On April 25, 2018, the court dismissed Sonia I. Wriglesworth's ("Wriglesworth") complaint without prejudice [D.E. 18] and closed the case. See [D.E. 19]. On June 22, 2018, Wriglesworth requested leave to file an amended complaint [D.E. 20]. On July 30, 2018, the court construed her filing as a motion for reconsideration and denied it under the applicable standard [D.E. 21]. On August 9, 2018, Wriglesworth moved for reconsideration of that denial [D.E. 22].1

The court has considered Wriglesworth's motion for reconsideration under the governing standard. See Fed. R. Civ. P. 59(e); Zinkand v. Brown, 478 F.3d 634, 637 (4th Cir. 2007); Bogart v. Chapell, 396 F.3d 548, 555 (4th Cir. 2005); Dennis v. Columbia Colleton Med. Ctr., Inc., 290 F.3d 639, 653 (4th Cir. 2002); Pac. Ins. Co. v. Am. Nat'l Fire Ins. Co., 148 F.3d 396, 403 (4th Cir. 1998); Hughes v. Bedsole, 48 F.3d 1376, 1382 (4th Cir. 1995). Wriglesworth's motion lacks merit.

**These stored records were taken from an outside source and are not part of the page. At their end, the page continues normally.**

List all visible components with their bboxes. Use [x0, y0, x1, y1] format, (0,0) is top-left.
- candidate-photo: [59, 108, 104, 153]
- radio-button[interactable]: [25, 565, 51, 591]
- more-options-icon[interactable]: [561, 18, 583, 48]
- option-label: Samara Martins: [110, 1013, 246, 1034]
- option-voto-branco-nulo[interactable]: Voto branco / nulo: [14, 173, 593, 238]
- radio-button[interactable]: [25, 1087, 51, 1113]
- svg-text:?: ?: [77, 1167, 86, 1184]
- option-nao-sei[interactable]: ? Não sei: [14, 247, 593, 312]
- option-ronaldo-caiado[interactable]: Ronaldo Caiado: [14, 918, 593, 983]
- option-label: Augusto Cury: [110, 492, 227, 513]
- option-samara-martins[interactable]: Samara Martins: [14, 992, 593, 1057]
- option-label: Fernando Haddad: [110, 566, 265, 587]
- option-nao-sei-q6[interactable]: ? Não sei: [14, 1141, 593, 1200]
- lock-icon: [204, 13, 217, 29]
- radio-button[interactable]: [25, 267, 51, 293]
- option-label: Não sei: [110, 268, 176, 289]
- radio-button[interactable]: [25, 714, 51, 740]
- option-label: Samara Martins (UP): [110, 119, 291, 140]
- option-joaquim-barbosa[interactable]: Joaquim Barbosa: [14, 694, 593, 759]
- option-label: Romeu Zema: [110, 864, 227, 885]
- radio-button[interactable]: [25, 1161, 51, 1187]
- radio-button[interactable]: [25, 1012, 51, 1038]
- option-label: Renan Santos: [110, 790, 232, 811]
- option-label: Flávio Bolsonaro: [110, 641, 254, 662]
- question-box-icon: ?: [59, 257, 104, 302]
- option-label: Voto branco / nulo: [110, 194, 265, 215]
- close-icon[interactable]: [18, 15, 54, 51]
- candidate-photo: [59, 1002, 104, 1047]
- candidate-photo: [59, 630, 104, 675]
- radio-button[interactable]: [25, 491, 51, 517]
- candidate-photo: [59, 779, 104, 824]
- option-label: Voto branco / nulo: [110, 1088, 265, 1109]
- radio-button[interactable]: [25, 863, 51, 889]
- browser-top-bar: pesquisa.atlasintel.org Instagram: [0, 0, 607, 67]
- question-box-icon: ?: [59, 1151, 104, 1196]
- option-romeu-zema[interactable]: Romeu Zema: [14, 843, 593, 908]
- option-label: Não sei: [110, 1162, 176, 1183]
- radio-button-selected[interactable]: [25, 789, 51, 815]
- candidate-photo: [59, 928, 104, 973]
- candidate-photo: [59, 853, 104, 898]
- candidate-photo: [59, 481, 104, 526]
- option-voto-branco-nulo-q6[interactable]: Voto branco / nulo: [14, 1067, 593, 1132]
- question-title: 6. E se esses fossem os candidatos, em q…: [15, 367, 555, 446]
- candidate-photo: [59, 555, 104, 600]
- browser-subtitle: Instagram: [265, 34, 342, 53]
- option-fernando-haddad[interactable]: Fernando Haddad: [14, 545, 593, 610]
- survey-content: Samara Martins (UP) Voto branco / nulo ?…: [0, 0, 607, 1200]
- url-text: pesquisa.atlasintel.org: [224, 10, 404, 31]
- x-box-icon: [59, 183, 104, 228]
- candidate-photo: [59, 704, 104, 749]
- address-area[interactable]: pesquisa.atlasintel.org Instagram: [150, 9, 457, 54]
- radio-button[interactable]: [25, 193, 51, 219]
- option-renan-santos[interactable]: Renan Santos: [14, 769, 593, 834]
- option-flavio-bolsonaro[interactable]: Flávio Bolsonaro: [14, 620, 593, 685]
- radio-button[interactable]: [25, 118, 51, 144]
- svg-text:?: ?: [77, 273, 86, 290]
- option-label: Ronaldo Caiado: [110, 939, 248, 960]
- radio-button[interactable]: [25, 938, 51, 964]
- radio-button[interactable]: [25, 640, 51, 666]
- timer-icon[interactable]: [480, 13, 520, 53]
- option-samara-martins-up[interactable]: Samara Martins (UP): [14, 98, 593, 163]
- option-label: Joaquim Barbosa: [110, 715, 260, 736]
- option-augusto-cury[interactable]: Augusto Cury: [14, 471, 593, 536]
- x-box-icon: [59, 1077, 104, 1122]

Because the court had dismissed Wriglesworth's complaint, Wriglesworth could not amend that complaint. See Calvazy Christian Ctr. v. Calvary of Fredericksburg, 710 F.3d 536, 539 (4th Cir. 2013) ("We have repeatedly held that a motion to amend filed after a judgment of dismissal has been entered cannot be considered until the judgment is vacated."); Katyle v. Penn Nat'l Gaming. Inc., 637 F.3d 462, 470-71 (4th Cir. 2011); Laber v. Harvey, 438 F.3d 404, 427-28 (4th Cir. 2006) (en banc). Accordingly, because Wriglesworth is a prose litigant, the court construed Wriglesworth's first motion as a motion for reconsideration. Cf. Erickson v. Pardus, 551 U.S. 89, 94 (2007) (per curiam).

Even construing Wriglesworth's filing of June 22, 2018, as a motion for leave to amend under Federal Rule of Civil Procedure 15(a), Wriglesworth's proposed complaint would be futile. The proposed amended complaint, like Wriglesworth's original complaint, fails to state a plausible claim. See [D.E. 18]; Katyle, 637 F.3d at470-71; Hart v. Hanover cty. Sch. Bd., 495 F. App'x 314, 315-16 (4th Cir. 2012) (per curiam) (unpublished table decision); cf. Giarratano v. Johnson, 521 F.3d 298, 304 n.5 (4th Cir. 2008) (noting that Erickson does not "undermine [the] requirement that a pleading contain more than labels and conclusions" (quotation omitted)). Thus, Wriglesworth's motion for reconsideration lacks merit.

In sum, the court DENIES Wriglesworth's motion for reconsideration [D.E. 22]. The case remains closed.

SO ORDERED.

FootNotes


1. On September 27, 2018, Wriglesworth appealed this court's order of April 25, 2018, to the United States Court of Appeals for the Fourth Circuit [D.E. 23]. The appeal remains pending.